正宗白鳥内村鑑三』は、十代から二十代にかけて熱心に読み、その講義に通った「我はいかに基督教徒になりしか」の著者について書いた長めの随筆である。

評伝でも論文でもない、雑感を記した本で、『内村鑑三雑感』という続きもある。

いかにも白鳥らしく、かつての心の師である内村鑑三を突き放し、その思想や人間性を批判的に検証している。

面白いのは、内村鑑三が晩年に熱心に唱えた「キリスト再臨説」について取り上げ、積極的に評価している点である。積極的に評価しているとはいっても、その内容に賛同しているわけではなく、内村が自らの信仰の論理的帰結としてキリスト再臨と肉体の復活という教えを信じるに至ったことに興味を覚えるというのである。

内村のような人が、キリスト再臨や肉体復活にしがみついて、その信仰から離れまいと努力している狂熱的信者の心境に、ある種の同感と共鳴を覚える、と白鳥はいう。

人間にはそういう要求があるのであり、そういう要求や空想は、いくら科学知識が発達しても、消滅しないであろう。百万年後にでも、ある種の人間はまだキリスト再臨を期待したり、肉体の復活を希望したりするのではあるまいか、と。

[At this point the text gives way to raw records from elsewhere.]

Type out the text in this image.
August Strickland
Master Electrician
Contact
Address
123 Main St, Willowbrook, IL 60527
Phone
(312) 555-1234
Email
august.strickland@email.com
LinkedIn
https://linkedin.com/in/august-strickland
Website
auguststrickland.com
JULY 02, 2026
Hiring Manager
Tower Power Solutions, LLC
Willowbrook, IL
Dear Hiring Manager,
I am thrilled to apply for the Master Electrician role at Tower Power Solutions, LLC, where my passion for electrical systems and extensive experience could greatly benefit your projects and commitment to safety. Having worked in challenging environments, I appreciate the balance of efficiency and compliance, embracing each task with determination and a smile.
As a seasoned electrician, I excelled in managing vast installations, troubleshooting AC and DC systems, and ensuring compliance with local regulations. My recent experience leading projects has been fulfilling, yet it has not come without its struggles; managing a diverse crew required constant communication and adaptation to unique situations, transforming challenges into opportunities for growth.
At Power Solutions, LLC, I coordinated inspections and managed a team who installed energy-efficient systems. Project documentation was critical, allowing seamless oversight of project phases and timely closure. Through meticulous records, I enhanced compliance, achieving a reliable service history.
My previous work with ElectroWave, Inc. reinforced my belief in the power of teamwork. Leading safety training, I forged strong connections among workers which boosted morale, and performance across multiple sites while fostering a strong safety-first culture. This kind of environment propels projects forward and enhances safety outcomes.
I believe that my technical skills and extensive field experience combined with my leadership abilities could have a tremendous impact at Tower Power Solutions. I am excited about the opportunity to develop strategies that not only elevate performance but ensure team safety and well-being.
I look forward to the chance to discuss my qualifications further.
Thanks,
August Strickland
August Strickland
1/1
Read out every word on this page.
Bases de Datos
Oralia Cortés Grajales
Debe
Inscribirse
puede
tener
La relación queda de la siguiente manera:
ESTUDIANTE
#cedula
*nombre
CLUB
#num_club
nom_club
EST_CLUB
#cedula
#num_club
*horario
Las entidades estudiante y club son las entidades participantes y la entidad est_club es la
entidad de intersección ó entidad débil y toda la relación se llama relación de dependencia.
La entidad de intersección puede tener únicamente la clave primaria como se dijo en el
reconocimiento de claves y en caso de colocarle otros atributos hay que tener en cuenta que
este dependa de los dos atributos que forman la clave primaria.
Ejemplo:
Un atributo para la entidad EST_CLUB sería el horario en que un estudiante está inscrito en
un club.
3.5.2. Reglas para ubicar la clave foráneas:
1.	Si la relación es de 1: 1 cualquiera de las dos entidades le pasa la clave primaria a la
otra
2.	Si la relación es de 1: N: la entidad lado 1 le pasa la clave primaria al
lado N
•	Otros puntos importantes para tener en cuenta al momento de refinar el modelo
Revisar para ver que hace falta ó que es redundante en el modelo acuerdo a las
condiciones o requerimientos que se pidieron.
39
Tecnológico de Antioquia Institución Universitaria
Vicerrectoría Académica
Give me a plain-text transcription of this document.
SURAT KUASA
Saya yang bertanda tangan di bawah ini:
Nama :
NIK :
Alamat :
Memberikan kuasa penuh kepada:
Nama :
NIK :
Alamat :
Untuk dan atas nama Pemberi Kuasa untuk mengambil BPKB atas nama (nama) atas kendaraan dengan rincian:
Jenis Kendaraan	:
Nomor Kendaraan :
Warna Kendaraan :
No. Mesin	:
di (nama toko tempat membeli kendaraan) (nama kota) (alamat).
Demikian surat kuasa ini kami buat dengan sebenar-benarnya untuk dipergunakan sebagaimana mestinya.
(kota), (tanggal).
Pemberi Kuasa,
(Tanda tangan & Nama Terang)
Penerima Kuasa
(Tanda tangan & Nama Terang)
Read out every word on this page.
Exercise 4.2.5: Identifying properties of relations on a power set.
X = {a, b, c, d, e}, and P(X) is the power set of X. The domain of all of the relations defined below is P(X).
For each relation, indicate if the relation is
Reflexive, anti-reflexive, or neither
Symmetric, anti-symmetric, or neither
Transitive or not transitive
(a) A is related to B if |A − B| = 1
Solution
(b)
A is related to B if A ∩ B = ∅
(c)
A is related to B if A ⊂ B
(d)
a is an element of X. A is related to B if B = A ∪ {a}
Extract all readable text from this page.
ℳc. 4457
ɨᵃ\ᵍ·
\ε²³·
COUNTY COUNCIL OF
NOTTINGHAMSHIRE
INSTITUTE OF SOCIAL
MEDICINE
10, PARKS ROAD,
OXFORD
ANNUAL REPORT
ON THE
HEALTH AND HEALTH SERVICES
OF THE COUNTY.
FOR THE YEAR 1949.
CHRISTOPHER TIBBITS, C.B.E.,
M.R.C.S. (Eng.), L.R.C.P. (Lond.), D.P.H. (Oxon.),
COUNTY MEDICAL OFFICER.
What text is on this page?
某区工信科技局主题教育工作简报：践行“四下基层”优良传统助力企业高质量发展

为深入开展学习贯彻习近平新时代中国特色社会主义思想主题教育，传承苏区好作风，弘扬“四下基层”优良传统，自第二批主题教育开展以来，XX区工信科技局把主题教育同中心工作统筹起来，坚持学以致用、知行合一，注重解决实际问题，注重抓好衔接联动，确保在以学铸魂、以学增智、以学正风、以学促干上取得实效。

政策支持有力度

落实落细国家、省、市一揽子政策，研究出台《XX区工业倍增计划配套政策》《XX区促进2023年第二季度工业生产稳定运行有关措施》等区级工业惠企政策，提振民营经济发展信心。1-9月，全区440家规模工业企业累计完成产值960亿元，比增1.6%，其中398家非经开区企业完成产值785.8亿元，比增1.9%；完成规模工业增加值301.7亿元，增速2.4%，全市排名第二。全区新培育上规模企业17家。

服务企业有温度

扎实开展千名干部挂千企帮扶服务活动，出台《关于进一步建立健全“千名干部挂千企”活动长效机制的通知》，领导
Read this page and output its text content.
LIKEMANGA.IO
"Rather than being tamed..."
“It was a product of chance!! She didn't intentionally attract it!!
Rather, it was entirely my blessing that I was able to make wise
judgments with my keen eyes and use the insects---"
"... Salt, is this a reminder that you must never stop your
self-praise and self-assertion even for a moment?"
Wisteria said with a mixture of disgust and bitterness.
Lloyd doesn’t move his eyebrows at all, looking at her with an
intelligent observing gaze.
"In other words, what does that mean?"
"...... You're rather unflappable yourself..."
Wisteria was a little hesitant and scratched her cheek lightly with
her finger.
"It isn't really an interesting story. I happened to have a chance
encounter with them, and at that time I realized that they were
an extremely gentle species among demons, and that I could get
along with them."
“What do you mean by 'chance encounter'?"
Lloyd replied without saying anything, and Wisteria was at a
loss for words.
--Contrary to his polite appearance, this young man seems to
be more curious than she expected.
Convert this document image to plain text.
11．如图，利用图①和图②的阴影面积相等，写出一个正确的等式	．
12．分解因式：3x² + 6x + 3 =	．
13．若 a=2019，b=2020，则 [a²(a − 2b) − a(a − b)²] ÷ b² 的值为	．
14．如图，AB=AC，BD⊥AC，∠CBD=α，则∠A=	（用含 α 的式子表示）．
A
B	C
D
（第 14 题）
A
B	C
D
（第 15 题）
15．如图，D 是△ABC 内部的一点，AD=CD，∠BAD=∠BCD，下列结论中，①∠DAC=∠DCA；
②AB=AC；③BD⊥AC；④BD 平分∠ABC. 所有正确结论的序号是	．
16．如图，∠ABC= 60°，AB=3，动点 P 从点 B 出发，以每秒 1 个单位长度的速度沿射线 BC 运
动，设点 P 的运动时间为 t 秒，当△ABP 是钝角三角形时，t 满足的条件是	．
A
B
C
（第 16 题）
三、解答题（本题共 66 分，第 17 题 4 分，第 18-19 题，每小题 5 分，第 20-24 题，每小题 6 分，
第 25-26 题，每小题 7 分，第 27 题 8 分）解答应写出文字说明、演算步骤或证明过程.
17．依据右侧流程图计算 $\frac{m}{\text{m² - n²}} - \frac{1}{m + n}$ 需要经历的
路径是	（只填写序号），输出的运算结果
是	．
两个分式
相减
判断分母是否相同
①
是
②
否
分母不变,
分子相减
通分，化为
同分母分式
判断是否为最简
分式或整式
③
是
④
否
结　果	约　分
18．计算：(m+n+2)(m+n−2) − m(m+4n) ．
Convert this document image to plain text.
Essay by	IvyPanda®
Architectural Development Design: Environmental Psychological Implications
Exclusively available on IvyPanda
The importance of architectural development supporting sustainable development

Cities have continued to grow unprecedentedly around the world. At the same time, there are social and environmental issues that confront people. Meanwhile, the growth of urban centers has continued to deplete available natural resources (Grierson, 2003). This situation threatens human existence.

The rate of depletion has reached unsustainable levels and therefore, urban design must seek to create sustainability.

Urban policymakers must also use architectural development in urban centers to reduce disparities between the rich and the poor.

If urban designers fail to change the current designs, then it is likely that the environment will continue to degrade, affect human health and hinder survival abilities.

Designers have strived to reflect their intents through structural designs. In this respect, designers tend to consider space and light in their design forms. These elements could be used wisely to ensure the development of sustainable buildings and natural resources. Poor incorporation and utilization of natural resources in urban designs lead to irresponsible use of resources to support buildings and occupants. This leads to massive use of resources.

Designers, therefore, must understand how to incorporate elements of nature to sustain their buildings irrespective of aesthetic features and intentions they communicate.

キリストでもパウロでも、或いは内村でも、生存中の夢は死後に実現されないで、空空漠々、塵となり、灰となり、無に帰しているのではあるまいかと、我々の現代的通俗知識で考えていると、人類の生存、自己の生存について、「やるせない思い」みたいなものが感ぜられる。そのやるせない思いの果てが、我々をして、何となく宗教的の考えを起させ、神とか何かそういうものを求むる心を起させるのである。